Siéndonos, pues, conocido todo esto y habiéndonos asomado a las profundidades del conocimiento divino, hagamos con orden todo lo que el Señor nos ha mandado hacer en los tiempos establecidos. A saber: dejó ordenado que las ofrendas y los ministerios sagrados se llevaran a cabo no a la ligera y sin orden ni concierto, sino a hora y tiempos bien determinados.
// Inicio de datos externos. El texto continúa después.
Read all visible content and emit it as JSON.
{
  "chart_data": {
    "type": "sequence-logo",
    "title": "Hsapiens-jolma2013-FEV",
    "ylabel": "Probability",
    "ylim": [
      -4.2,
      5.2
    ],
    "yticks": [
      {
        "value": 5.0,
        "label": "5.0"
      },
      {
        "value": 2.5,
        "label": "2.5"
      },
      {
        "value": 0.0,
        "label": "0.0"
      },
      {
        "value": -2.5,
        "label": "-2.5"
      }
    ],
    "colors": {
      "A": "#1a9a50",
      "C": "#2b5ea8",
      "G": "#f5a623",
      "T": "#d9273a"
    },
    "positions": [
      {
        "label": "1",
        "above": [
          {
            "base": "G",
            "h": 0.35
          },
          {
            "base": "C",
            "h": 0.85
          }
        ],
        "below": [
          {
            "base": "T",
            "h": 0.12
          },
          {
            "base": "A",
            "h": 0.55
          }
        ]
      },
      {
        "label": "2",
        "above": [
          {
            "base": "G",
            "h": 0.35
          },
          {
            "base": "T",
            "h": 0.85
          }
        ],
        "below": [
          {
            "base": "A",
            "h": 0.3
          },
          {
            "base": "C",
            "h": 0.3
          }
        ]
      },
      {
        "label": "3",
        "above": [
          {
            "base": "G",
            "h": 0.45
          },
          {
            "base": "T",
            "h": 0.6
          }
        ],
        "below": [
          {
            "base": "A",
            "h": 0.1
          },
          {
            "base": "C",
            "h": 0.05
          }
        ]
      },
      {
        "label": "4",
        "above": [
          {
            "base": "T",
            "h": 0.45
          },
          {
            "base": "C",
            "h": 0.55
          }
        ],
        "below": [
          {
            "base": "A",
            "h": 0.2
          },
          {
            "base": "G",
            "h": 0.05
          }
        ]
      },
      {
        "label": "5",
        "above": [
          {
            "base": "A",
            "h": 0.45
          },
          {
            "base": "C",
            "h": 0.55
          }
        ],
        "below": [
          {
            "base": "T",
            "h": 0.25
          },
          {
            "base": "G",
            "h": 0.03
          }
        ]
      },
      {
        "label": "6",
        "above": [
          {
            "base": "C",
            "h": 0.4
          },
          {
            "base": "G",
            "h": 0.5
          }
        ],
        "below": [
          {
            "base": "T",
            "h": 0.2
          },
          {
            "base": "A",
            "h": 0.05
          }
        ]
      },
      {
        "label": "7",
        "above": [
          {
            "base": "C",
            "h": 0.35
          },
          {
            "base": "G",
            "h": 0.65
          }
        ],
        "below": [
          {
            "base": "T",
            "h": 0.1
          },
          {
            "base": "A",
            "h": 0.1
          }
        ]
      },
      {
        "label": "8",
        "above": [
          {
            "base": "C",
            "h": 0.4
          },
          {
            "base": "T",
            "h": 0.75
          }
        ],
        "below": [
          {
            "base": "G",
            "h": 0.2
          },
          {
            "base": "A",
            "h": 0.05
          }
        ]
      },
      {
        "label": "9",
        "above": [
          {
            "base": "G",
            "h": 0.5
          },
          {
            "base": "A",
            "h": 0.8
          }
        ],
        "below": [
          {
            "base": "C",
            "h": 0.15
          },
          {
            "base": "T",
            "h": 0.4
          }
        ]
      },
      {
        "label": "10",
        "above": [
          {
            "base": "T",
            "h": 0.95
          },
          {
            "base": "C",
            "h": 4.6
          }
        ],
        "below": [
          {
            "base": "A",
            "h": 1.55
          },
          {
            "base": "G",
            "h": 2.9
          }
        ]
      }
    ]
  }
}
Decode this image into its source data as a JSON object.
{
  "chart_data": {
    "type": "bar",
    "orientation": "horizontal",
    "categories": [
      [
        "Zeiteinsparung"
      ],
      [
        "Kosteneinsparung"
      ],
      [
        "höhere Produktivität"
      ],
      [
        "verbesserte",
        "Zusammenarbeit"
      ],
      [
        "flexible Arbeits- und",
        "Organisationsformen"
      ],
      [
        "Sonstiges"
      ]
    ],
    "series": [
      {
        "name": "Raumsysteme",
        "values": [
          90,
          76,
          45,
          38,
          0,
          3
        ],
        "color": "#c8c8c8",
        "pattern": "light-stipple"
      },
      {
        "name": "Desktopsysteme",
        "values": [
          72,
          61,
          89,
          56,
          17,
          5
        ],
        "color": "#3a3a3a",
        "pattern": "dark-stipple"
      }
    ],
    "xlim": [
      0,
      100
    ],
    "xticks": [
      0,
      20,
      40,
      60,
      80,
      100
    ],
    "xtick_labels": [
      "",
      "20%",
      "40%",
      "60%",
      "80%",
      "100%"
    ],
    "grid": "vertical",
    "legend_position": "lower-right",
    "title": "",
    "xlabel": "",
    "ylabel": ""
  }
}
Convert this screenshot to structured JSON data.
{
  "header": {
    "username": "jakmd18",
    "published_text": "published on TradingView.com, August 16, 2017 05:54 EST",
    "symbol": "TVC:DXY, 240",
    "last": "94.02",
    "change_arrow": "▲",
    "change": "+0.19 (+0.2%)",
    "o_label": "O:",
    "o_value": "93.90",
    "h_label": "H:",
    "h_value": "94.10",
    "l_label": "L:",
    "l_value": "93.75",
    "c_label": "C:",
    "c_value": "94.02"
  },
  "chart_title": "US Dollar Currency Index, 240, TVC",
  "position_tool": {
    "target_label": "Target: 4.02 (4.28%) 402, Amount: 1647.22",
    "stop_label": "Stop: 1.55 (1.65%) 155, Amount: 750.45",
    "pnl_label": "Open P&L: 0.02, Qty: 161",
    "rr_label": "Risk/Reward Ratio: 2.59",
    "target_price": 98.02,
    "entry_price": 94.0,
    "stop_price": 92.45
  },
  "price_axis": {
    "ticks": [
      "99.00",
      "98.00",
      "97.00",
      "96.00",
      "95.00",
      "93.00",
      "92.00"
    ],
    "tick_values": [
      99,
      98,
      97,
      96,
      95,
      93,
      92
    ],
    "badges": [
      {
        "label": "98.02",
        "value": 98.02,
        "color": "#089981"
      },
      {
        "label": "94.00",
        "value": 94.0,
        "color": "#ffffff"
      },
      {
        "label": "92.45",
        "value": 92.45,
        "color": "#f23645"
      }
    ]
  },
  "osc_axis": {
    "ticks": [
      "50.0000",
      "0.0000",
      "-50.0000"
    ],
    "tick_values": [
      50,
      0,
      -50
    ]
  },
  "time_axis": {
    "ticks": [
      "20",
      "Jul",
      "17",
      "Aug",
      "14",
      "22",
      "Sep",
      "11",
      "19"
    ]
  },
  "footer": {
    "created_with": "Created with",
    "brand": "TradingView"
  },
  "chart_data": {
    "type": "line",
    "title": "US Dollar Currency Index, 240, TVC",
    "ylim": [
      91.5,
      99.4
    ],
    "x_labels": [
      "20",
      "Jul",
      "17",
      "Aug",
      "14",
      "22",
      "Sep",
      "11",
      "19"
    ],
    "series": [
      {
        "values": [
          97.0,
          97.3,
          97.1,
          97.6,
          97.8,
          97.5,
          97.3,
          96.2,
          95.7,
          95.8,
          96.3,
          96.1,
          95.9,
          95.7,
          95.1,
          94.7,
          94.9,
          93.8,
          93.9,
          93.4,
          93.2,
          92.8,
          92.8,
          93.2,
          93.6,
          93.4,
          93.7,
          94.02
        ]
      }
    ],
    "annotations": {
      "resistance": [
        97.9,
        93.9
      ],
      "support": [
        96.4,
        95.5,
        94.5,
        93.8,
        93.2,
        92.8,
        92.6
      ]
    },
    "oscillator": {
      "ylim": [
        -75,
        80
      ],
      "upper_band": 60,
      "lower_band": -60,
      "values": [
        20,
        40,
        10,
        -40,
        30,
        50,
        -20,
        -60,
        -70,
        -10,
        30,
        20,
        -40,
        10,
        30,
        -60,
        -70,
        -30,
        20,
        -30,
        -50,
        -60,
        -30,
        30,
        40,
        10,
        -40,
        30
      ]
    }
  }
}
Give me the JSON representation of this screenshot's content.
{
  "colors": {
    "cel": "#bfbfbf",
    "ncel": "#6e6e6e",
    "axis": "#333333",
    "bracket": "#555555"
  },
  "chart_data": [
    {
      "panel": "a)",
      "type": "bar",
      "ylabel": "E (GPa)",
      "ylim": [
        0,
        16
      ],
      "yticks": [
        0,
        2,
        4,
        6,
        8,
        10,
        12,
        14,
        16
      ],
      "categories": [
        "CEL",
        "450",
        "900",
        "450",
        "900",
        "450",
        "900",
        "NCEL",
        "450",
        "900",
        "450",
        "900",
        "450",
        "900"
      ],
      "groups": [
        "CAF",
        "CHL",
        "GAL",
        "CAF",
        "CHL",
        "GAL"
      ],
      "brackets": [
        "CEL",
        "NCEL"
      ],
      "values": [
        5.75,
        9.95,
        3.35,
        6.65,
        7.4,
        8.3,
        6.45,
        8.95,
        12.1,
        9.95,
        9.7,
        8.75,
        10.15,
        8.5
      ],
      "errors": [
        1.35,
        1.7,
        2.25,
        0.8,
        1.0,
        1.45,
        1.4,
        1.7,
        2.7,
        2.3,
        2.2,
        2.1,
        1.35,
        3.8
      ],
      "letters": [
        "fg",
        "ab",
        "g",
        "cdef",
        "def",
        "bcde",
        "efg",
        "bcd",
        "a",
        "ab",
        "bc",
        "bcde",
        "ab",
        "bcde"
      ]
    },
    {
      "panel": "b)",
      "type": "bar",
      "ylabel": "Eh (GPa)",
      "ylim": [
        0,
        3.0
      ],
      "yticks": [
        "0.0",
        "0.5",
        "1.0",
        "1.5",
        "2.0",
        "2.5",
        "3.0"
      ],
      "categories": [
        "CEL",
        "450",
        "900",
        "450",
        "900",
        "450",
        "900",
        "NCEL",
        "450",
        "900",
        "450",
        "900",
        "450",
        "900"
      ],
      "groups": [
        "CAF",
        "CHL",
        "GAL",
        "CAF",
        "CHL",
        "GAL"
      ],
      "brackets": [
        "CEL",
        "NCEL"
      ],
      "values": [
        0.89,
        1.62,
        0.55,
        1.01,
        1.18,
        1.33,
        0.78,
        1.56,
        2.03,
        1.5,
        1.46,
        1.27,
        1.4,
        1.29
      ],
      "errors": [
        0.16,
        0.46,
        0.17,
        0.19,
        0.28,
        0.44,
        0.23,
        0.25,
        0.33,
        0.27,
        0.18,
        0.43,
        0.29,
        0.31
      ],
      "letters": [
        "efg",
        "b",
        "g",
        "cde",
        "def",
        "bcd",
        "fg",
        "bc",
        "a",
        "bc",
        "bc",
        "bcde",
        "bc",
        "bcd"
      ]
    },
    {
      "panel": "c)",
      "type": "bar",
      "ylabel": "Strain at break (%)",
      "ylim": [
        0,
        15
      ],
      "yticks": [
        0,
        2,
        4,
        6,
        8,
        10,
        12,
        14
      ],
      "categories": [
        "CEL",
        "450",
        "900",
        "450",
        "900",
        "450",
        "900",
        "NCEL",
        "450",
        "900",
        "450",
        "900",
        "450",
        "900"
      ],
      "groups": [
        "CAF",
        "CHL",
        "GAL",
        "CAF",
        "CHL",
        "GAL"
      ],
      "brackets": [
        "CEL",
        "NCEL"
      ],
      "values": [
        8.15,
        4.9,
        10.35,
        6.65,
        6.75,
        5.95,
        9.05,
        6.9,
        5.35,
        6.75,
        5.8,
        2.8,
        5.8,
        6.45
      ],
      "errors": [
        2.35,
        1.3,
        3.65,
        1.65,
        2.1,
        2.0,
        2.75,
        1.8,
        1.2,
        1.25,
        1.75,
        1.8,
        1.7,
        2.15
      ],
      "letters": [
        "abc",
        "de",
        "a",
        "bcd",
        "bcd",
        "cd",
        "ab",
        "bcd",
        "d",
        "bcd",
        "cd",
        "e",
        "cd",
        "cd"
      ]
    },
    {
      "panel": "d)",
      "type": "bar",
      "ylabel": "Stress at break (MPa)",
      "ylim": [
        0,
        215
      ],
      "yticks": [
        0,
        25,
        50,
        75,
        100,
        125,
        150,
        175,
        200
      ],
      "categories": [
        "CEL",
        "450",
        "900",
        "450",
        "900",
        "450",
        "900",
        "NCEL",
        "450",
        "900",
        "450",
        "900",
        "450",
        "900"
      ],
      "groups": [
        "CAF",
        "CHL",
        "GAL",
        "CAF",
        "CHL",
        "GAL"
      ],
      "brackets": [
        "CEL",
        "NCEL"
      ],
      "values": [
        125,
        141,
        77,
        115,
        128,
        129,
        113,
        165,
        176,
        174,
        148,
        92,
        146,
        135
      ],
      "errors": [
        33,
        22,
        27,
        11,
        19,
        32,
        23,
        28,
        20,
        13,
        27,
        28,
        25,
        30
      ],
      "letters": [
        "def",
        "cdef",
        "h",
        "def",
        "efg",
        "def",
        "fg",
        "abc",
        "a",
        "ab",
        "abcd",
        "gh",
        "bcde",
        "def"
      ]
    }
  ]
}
Estableció incluso, con su voluntad soberana, dónde y por quiénes desea que sean celebradas, a fin de que haciéndolo todo con sensibilidad religiosa y según su beneplácito, sea aceptable a su voluntad. Así pues, quienes en los tiempos prescritos presentan sus ofrendas, ésos son aceptos a Dios y dichosos, pues que jamás yerran los que secundan los mandatos del Señor.
En efecto, al sumo sacerdote se le asignaban funciones bien precisas, los sacerdotes tenían sus propias responsabilidades, y los levitas cumplían sus servicios específicos. Los laicos debían atenerse a las normas establecidas para los laicos.
Procuremos, hermanos, participar con decoro en la acción de gracias, cada cual en su propio puesto, con conciencia recta, mirando de no incumplir las normas que regulan el propio ministerio. No en todas partes, hermanos, se ofrecen sacrificios cotidianos, votivos o de expiación por el pecado, sino únicamente en Jerusalén; y aun en Jerusalén, no en cualquier lugar, sino tan sólo en el atrio del templo, junto al altar, y una vez que el sumo sacerdote y los ministros anteriormente mencionados hubieran inspeccionado atentamente las víctimas. Los transgresores de las normas rituales, que contravienen la voluntad del Señor, son castigados con la muerte.
Ya veis, hermanos: cuanto mayor es el conocimiento que el Señor se dignó concedernos, tanto mayor es el peligro a que estamos expuestos. Los apóstoles nos predicaron el evangelio por encargo de nuestro Señor Jesucristo, Jesucristo fue enviado por Dios. Así pues, Cristo es enviado por Dios y los apóstoles fueron enviados por Cristo: ambas misiones proceden ordenadamente de la voluntad de Dios. De esta forma, recibido el encargo, con la absoluta certeza que les comunicaba la resurrección de nuestro Señor Jesucristo, confirmados por la palabra de Dios, salieron a anunciar la llegada del reino de Dios con la inquebrantable confianza en el Espíritu Santo. Predicando la Palabra por países y ciudades, nombraron obispos y diáconos, para el servicio de los que iban a aceptar la fe, a aquellos de quienes les constaba, en el Espíritu, la genuina disponibilidad a la fe. Y ni siquiera esta disposición era nueva, pues muchos siglos antes la Escritura había hablado de obispos y diáconos. Leemos, en efecto, en un lugar de la Escritura: Te daré por obispos la paz, y por diáconos la justicia.
Y ¿qué tiene de extraño que quienes recibieron de Dios en Cristo este encargo ordenaran a los susodichos ministros, cuando el bienaventurado Moisés –el más fiel de todos mis siervos– consignaba en los libros sagrados todo cuanto le era ordenado por Dios? Y a Moisés le imitaron los demás profetas, dando también ellos testimonio de lo que Dios había sancionado. Moisés, en efecto, habiendo estallado la rebelión a propósito del sacerdocio, y las tribus contendiesen entre sí sobre cuál de ellos debía ostentar este glorioso título, mandó a los jefes de las doce tribus que le trajesen varas y que cada uno escribiera en ellas su nombre. Habiéndolas recibido, hizo con ellas un manojo, lo selló con el sello de los jefes de las doce tribus y lo depositó ante el Señor en la tienda de la alianza. Cerró la tienda, sellando llaves y puertas, y les dijo: «Hermanos, la tribu cuya vara germine, ésa será la que Dios se elige para que ejerza el sacerdocio y realice las funciones sagradas». A la mañana siguiente convocó a todo el pueblo de Israel, seiscientos mil hombres, les mostró los sellos de los jefes de las tribus, abrió la tienda de la alianza y sacó las varas. Y se halló que la vara de Aarón no sólo había germinado, sino que había dado fruto.
¿Qué os parece, queridos? ¿Es que Moisés no sabía ya de antemano lo que iba a suceder? Ya lo creo que lo sabía; pero actuó de esta manera para que no se consolidase la rebelión y para que fuera glorificado el nombre del único verdadero Dios. A él la gloria por los siglos de los siglos. Amén.